Once he was old enough, Gokool secured his own indentureship contract with the Concord Estate. He renewed his contract once it expired, and then went out on his own. He purchased a donkey cart and made a living hauling sugarcane to the factory at Usine Sainte Madeline, then the second largest sugar refinery in the world. After a few years of this trade, he sold his cart and established a shop in Danglade Village on the road to San Fernando (now part of the Petrotrin oil refinery at Pointe-à-Pierre). Gokool was a true entrepreneur who started off in the cane-cart business and then was a shopkeeper. By 1892, Gokool was able to purchase Diamond, Greenhill and River Estates, comprising almost the whole Diego Martin valley, which he developed as cocoa plantations.

He married Rojan and had 17 children, 11 of whom survived. From shopkeeping he moved on to cocoa cultivation, establishing one of the early cocoa plantations in the Diego Martin valley. From cocoa he moved on the real estate, by 1918, Gokool took advantage of recession prices in the wake of World War I and brought several properties in Port-of-Spain. This turned out to be a masterstroke in the long-run, becoming one of the major landlords in Port of Spain. In 1933, he also established himself as a cinema magnate, establishing the Metro cinema in collaboration with MGM. Gokool opened the cinema at the corner of St Vincent and Park Streets, called Green Corner, and called it the Metro Cinema. The ornate faux classical-style building, with its plush red-carpeted walls, could seat over 1,000 people in balcony and pit, and cost over $80,000 to construct. By comparison, in those days you could buy the whole of Aranguez for $22,000. The cinema was as big a hit as its films.
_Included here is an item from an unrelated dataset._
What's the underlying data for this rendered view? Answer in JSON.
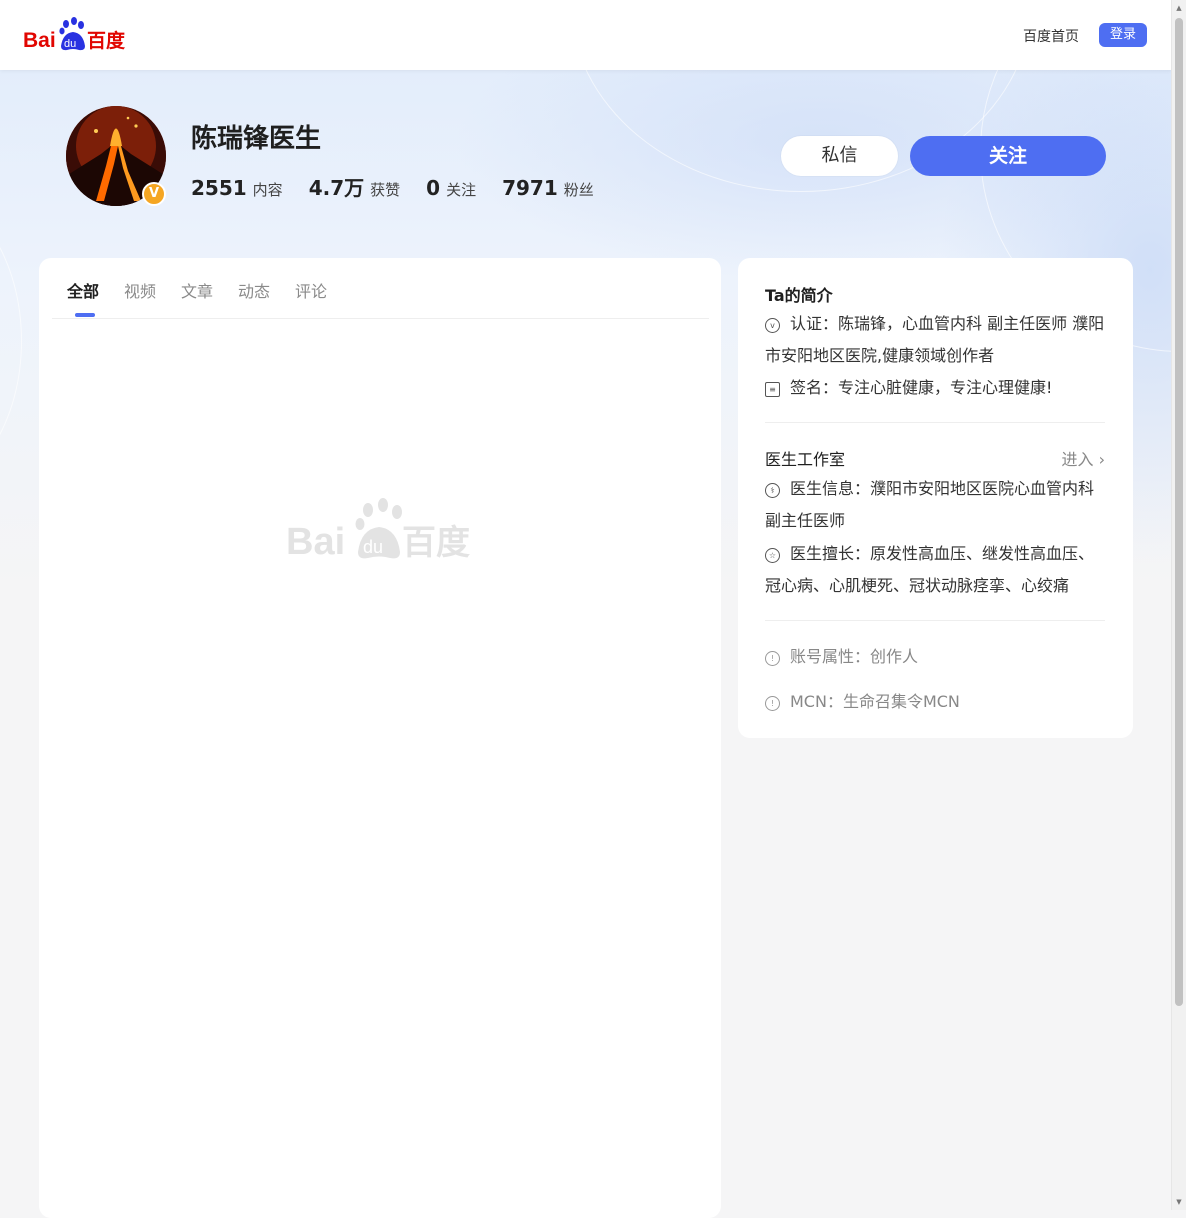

He later split with MGM and renamed his cinema the Globe Cinema, eventually operating a string of five cinemas in Port of Spain and San Fernando. He also opened other Globe cinemas in Princes Town and Chaguanas. Gokool died in 1940, aged 92, leaving behind the cinemas he founded.

In 1922 he performed the Haj (Muslim pilgrimage to Mecca) with his son Noor. In 1927, he built a masjid in St James which stands to this day. In his will, he established the Haji Gokool Meah Trust, a trust to continue the charitable works which had earned him the title Meah (benefactor).